Die Sims
Die Sims
02.10.2022
Magische Melancholie
Über Die Sims, ein Spiel, das zur Jahrtausendwende erschien und ganze Generationen vor die Röhrenbildschirme fesselte, wurde bereits alles gesagt … zumindest inhaltlich. Aber ich bin nicht hier für Inhalt, ich bin hier für Meinung! Und für mich war Die Sims magisch. Nicht nur wegen seines sechsten Addons Hokus Pokus, sondern aufgrund des revolutionären Spielprinzips, das mich das Leben von digitalen Menschen kontrollieren und sie durch alle Höhen und vor allem Tiefen steuern ließ.

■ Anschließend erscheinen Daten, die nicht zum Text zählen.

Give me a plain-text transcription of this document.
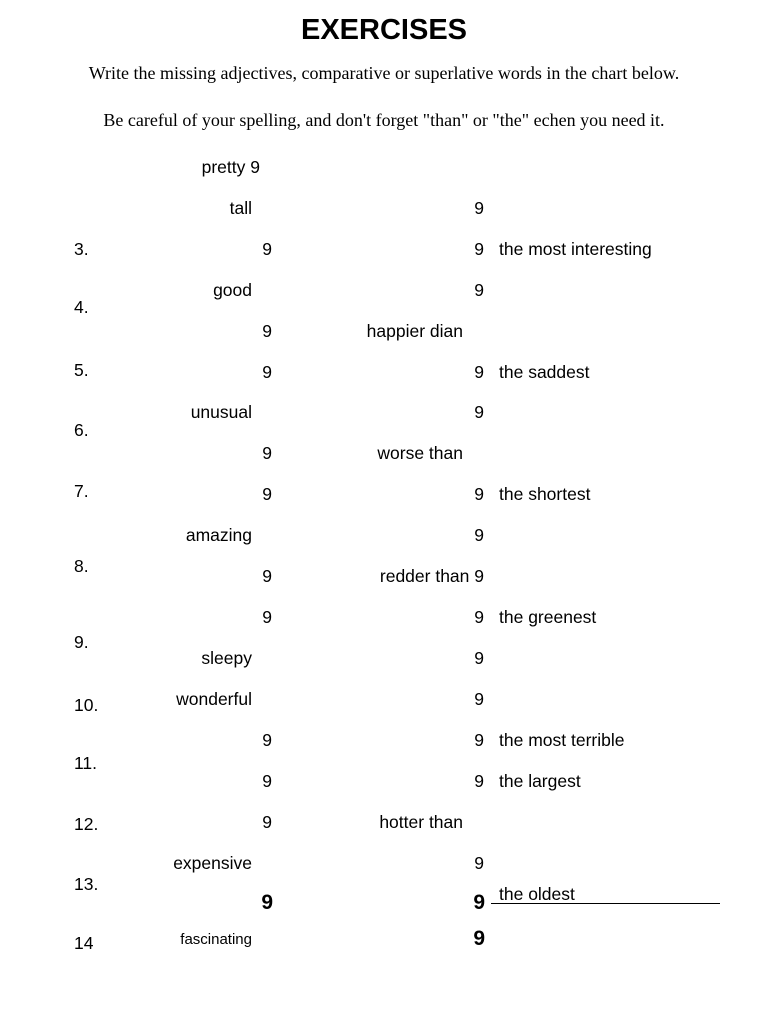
EXERCISES
Write the missing adjectives, comparative or superlative words in the chart below.
Be careful of your spelling, and don't forget "than" or "the" echen you need it.
3.
4.
5.
6.
7.
8.
9.
10.
11.
12.
13.
14
pretty 9
tall
9
good
9
9
unusual
9
9
amazing
9
9
sleepy
wonderful
9
9
9
expensive
9
fascinating
9
9
9
happier dian
9
9
worse than
9
9
redder than 9
9
9
9
9
9
hotter than
9
9
9
the most interesting
the saddest
the shortest
the greenest
the most terrible
the largest
the oldest
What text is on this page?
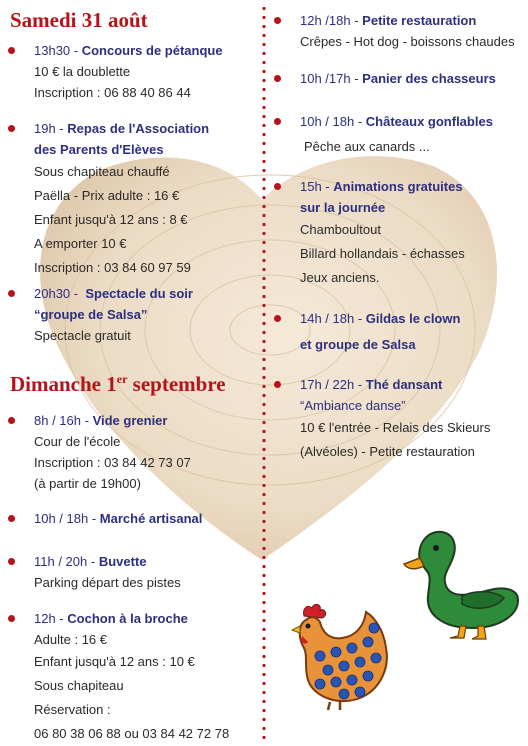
Samedi 31 août
13h30 - Concours de pétanque
10 € la doublette
Inscription : 06 88 40 86 44
19h - Repas de l'Association
des Parents d'Elèves
Sous chapiteau chauffé
Paëlla - Prix adulte : 16 €
Enfant jusqu'à 12 ans : 8 €
A emporter 10 €
Inscription : 03 84 60 97 59
20h30 - Spectacle du soir
“groupe de Salsa”
Spectacle gratuit
Dimanche 1er septembre
8h / 16h - Vide grenier
Cour de l'école
Inscription : 03 84 42 73 07
(à partir de 19h00)
10h / 18h - Marché artisanal
11h / 20h - Buvette
Parking départ des pistes
12h - Cochon à la broche
Adulte : 16 €
Enfant jusqu'à 12 ans : 10 €
Sous chapiteau
Réservation :
06 80 38 06 88 ou 03 84 42 72 78
12h /18h - Petite restauration
Crêpes - Hot dog - boissons chaudes
10h /17h - Panier des chasseurs
10h / 18h - Châteaux gonflables
Pêche aux canards ...
15h - Animations gratuites
sur la journée
Chamboultout
Billard hollandais - échasses
Jeux anciens.
14h / 18h - Gildas le clown
et groupe de Salsa
17h / 22h - Thé dansant
“Ambiance danse”
10 € l'entrée - Relais des Skieurs
(Alvéoles) - Petite restauration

Wenn man dies wie ich im zarten Alter von acht Jahren tat, bedeutete das für meine Sims meistens eine Existenz vergleichbar mit der eines durchschnittlicher FDP-Wählers, der durch unerlaubte Mittel zu immensem Reichtum gelangt war und seinen Lebensabend, umgeben von Butlern, Gärtnern, einem Roboter und einer untoten Putzfrau in einer überdimensionalen wie geschmacklos eingerichteten Villa fristen muss. Für mich war Sims aber nicht nur eine Offenbarung für das Unterhaltungsmedium Videospiel. Nein, auch musikalisch hat es mich – wie so viele Spiele dieser Epoche – geprägt. Dabei hören Sims-Spieler nichts Bahnbrechendes, nichts nie Dagewesenes, keine Experimente und schon gar nichts Unbekanntes. Sie hören ein Klavier, sie hören Geigen. Und ich höre meine Kindheit.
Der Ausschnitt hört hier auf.